I should have expected to find the Western Wall more easily than I did, though I enjoyed meandering through the Christian and Armenian quarters as I wandered slowly downhill. It took me a while to cotton to the fact that I should just follow the orthodox jews that mostly seemed to be progressing in one direction. This was just after sunset, but not quite night, and so more and more people were streaming downwards toward one area. I began to hear fireworks and the sound of a large, jubilant crowd of people. Finally, I came around a corner, down some steps, past a very large Menorah (built and readied for the Third Temple whenever that happens) and beheld the Western Wall plaza - filled from corner to corner with a mass of Israelis celebrating the Sabbath. Towards the Western Wall itself, crowds of young girls and soldiers gave way to a black crush of uniformly dressed orthodox jews, many of them rabbis, no doubt. Here and there a more adventurous young man was pressed in among the black coats to pray at the wall.
Studying the situation, it became clear that there was a section of the Wall reserved for women and that among the men's section, most of it was for the more consistently faithful. However, there were parts where layfolk came and went on a circulating basis, to leave their prayers and give thanks to God.
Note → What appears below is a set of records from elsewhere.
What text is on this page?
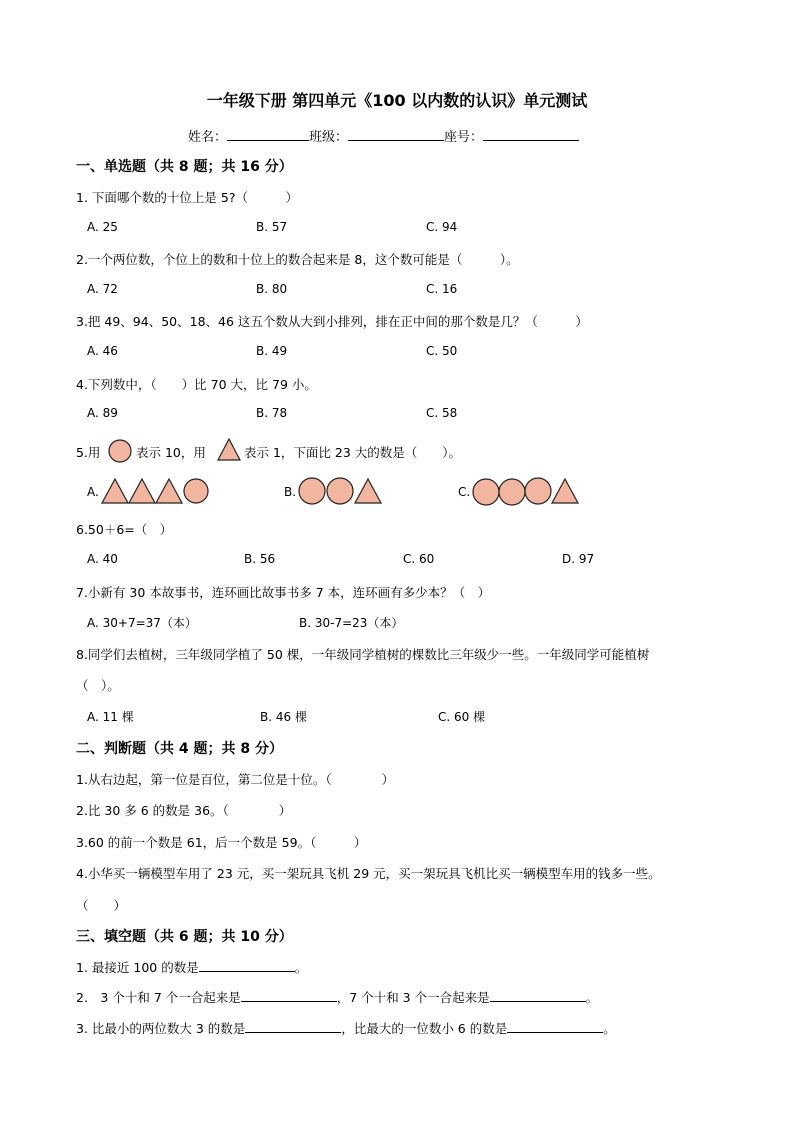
一年级下册 第四单元《100 以内数的认识》单元测试
姓名：	班级：	座号：
一、单选题（共 8 题；共 16 分）
1. 下面哪个数的十位上是 5?（　　　）
A. 25	B. 57	C. 94
2.一个两位数，个位上的数和十位上的数合起来是 8，这个数可能是（　　　）。
A. 72	B. 80	C. 16
3.把 49、94、50、18、46 这五个数从大到小排列，排在正中间的那个数是几？（　　　）
A. 46	B. 49	C. 50
4.下列数中，（　　）比 70 大，比 79 小。
A. 89	B. 78	C. 58
5.用	表示 10，用	表示 1，下面比 23 大的数是（　　）。
A.	B.	C.
6.50＋6=（　）
A. 40	B. 56	C. 60	D. 97
7.小新有 30 本故事书，连环画比故事书多 7 本，连环画有多少本？（　）
A. 30+7=37（本）	B. 30-7=23（本）
8.同学们去植树，三年级同学植了 50 棵，一年级同学植树的棵数比三年级少一些。一年级同学可能植树
（　）。
A. 11 棵	B. 46 棵	C. 60 棵
二、判断题（共 4 题；共 8 分）
1.从右边起，第一位是百位，第二位是十位。（　　　　）
2.比 30 多 6 的数是 36。（　　　　）
3.60 的前一个数是 61，后一个数是 59。（　　　）
4.小华买一辆模型车用了 23 元，买一架玩具飞机 29 元，买一架玩具飞机比买一辆模型车用的钱多一些。
（　　）
三、填空题（共 6 题；共 10 分）
1. 最接近 100 的数是	。
2.　3 个十和 7 个一合起来是	，7 个十和 3 个一合起来是	。
3. 比最小的两位数大 3 的数是	，比最大的一位数小 6 的数是	。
I had my own prayers to leave. I'd written them on some paper in the hotel. I came down the last steps toward the guarded entrance to the plaza, where there are metal detectors. I found this somewhat odd, as easily half of the soldiers in the plaza and even some civilians were carrying rifles - nasty-looking modern weapons of war that mean business and convey the message that modern Judaism isn't going to take shit from everybody else anymore.
Entering through security, I was challenged by one of the guards. "Where are you from?" This was not a friendly query. "Brooklyn" I answered. It seemed to pass his test. Perhaps non-Jews are not allowed in the area? I didn't see anybody identifiably non-Jewish, though there were a few, like me, who were not well-equipped with their yarmulkes.
But this I could remedy - and must before approaching the Western Wall. They have cardboard yarmulkes ready, which I availed myself of, then entered the crush near the Wall.
I am unprepared, given my poor Jewish education, to say the proper prayers. Maybe that is not critical. I slowly moved through the crowed and when the opportunity came to touch the Wall, I did so, said a prayer the best I knew how, left my paper in the wall, and left.
The Sabbath really is a special time in Israel and especially Jerusalem. Best not to mess with it. I hope the presence of so many old men can whatever necessary mojo is needed to boost my written prayers to the ears of God. And no, none of them were for myself.
2 comments:
I'm not of your faith, but my dream someday is to visit Jerusalem, particularly to see the wall, among other sites. I won't venture as close as you did, but wow...just seeing it would be amazing. I'm glad you got that opportunity.
Very cool.
(And probably the only place one will see the expression "within pissing distance of the world's holiest of sites"!)